Roderic Bickerton rodbic at ...
Fri Nov 4 09:23:37 GMT 2005


A very interesting and through reply From Richard Offen, and I would like
to thank Richard for making this interesting but controversial material
available.
I rang at Staunton Harold a few years before they were done and they were
not that bad.
I am sure the whole ringing community would be very interested to hear if
there is any likelihood of these bells being improved sufficiently to be
used.

Let me relay a story from Woburn (a 24cwt 8 on plane bearings ) which could
hint at why Staunton Harold are not rung.
Last year the 7th started to go poorly.
An inspection showed that the bell hangs out of level quite noticeably and
one gudgeon rests against the baring block end continuously the other having
a gap of 6mm.

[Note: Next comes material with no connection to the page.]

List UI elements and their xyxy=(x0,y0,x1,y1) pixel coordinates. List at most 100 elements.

They are on a good iron frame on massive timber foundations.
A bell hanging company was called in, I see no point in naming them.
They basically said the bearings were warn out but it would probably help to
pack up the low side so that the bell rang level. This was very generously
done there and then, I believe at no cost.
When we turned up for a 1/4 following this the bell was going extremely
badly, most ringers not being able to keep it up. Careful cleaning and a
better lubricant were tried to no avail.
The bell was like that for a month and a 1/4 struggled through, the bell
reducing me to a dripping shaking wreck.
I proposed we should remove the packing from under the baring block and put
it back as near as possible as it was.
This was done. The baring scrupusley cleaned and oiled with 140 hypoid.
Incidentally there is very little ware in the journals or the gudgeon pins.
It went beautifully and still does.
The packing had misaligned the baring.
1 or 2 thousandths of an inch miss alignment will cause the weight on the
baring to be almost entirely on one end of the gudgeon pin causing a
pressure point and terrible "go", to the point of being unringable . The 7th
could not be rung by most members of the Sunday service band.
Had we left it, and struggled on, it would have run in to its new alignment
and eventually started to go reasonably well. The trivial amount of bedding
in that had occurred in a month of use would indicate that this could well
have taken 20 years!

The original reason for the poor "go", A very small amount of dirt in the
baring which is close to the louvers.

The lesson, do nothing that will change alignment of bedded in plain
bearings, but keep them very clean.

Plain bearings probably could be re-mounted, but that would take hours with
shimming and whiteness strips, and there would probably still be a period of
poor go until they were again fully run in.
Why bother, they will always be a maintenance issue.